Alberto Bonisoli promises more money for Italian Ministry of Culture

Stefano Pirovano  -  June 5, 2018

On June, 2nd the new Minister of Cultural Heritage Alberto Bonisoli promised more funds to protect and valorize the Italian Cultural Heritage. He also implied that the national identity comes before tourism.

Alberto Bonisoli, who was born in the province of Mantua in 1961, first of four children and father of two, is now the new Italian Minister of Culture. He attended high school in Cremona, today he lives in Castelletto Ticino, a small town close to Pavia. His father was a manager in the food industry, his grandfather was a farmer, his mother taught literature and classics in secondary school. According to what he claimed during the electoral campaign as a Five Star Movement candidate Italian people should be confident that Bonisoli will be a worthy successor to Dario Franceschini.

The current dean of Nuova Accademia di Belle Arti in Milan (NABA), former Innovation Managment professor at Bocconi University (where he graduated in 1986) and former director of the Domus Academy (also in MIlan), doesn’t seem to be as negative with regards to what his predecessor has done as his party’s programme had implied. It is true that Bonisoli hasn’t talked about the art market yet and it doesn’t seem he is much aware of the complexities of the Italian Cultural Heritage system – after all Bonisoli has mainly been involved with fashion and design up to now, from an educational perspective. However, during the Five Star Movement political campaign he had actively taken part in thus he is not just a technician the new Minster has often expressed his view on the Ministry he is now head of.

To start with, Bonisoli has never commented on the new measures regarding the export of artworks, against which the Five Star Movement’ programme clearly addressed. Rather, he reiterated the need to insist on preservation and valorization most importantly. According to him, the Ministry hasn’t received enough funds in the past years to tackle these two important issues. ‘We ought to spend more and better‘, he claimed a couple of days ago in Rome. Thus, one of the aims is increasing the MiBACT’s budget (the Ministry of Cultural Heritage and Activities and Tourism).
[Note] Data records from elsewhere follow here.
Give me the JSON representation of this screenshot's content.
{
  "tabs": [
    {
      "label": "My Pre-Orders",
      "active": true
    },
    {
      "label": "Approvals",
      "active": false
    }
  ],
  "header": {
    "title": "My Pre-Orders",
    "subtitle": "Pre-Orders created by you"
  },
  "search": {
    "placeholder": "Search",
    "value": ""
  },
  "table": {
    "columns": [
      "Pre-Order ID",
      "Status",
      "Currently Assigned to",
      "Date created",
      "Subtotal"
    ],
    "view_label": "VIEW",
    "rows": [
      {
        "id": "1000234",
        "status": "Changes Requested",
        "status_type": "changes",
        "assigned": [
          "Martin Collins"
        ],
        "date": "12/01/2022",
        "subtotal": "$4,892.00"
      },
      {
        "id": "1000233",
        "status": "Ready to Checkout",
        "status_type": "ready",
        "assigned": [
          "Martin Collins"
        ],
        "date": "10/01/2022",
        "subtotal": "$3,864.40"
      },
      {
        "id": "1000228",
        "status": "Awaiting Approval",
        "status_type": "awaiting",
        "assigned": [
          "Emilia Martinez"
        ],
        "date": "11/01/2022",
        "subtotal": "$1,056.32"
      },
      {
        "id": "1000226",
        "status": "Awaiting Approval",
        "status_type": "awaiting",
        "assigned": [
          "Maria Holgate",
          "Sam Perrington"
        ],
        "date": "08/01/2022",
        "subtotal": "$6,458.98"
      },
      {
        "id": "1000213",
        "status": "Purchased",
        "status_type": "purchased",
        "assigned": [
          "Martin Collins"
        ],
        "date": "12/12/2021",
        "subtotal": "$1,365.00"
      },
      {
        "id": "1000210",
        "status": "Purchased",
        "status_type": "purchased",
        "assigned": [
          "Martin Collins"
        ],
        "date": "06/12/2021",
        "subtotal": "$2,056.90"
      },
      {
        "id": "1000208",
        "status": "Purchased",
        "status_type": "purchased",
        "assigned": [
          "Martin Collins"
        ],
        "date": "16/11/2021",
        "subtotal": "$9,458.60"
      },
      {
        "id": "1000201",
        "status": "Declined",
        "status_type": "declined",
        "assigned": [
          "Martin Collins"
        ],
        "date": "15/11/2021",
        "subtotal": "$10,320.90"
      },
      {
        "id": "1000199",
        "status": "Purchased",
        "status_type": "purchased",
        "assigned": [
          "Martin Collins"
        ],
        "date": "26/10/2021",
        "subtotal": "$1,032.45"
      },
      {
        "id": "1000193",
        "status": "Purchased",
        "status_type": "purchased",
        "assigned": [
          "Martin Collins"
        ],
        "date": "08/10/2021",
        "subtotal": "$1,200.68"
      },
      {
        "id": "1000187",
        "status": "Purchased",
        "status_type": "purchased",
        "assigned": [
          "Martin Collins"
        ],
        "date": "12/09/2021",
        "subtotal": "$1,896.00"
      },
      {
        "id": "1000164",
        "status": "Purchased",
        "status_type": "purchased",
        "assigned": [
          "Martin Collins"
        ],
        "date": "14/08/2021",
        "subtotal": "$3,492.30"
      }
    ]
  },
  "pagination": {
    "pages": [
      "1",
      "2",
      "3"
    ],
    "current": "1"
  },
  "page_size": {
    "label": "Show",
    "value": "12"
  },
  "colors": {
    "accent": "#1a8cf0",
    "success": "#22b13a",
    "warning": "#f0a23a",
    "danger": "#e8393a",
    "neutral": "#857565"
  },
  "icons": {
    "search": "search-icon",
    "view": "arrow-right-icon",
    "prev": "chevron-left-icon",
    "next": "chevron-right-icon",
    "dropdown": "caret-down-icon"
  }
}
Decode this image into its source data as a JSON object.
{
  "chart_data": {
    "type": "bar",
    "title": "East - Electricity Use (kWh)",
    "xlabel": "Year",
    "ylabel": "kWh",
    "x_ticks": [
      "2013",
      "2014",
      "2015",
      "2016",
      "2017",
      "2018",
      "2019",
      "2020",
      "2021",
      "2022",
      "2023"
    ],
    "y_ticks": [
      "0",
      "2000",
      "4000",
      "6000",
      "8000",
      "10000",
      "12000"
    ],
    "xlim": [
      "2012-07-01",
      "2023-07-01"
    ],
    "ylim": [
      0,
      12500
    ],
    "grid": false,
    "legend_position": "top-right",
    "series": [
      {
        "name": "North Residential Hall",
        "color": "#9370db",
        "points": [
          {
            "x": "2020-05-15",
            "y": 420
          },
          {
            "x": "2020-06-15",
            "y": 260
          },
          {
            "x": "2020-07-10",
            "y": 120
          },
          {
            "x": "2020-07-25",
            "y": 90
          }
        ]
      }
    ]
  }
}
Additional resources could also mean advancing with the project of digitalization of Italy’s cultural patrimony with the ultimate purpose of preserving, sharing, and promoting the vast history of Italian artistic culture, especially in the schools. ‘Our children must know where they live – said Bonisoli – and what surrounds them’. It seems that Bonisoli is approaching these issues with an educational and social standpoint. He aims at making the Country cultural heritage’s more accessible, with a particular focus on schools, suburbs, but also provinces, where culture could really make a big difference – we can spot here a meeting point with the League’s programme, and the intent to devolve more power to local institutions.

Above all, althought not in the near future, the Five Star Movement has reiterated its idea of separating Cultural Heritage from Tourism, which are under the same Ministry at the moment. This could mean that tourism and culture are regarded as two separate identities, albeit connected. The idea of exploiting cultural heritage as gold mines in order to sell holiday packages appears to be receding, in favor of more sustainable positions. In the vocabulary of the Italian Ministry of Culture there seems to be a return to concepts like ‘identity’ and ‘education’, and this is certainly encouraging. It is a matter of fact that the targets Bonisoli have set are very high – starting from increasing the MiBACT’s budget. Moreover, they will be achieved only if the general scenario improves altogether. No real development can take place if little is devoted to culture, and education of individual citizens. At least on paper, Bonisoli seems to acknowledge this concept too.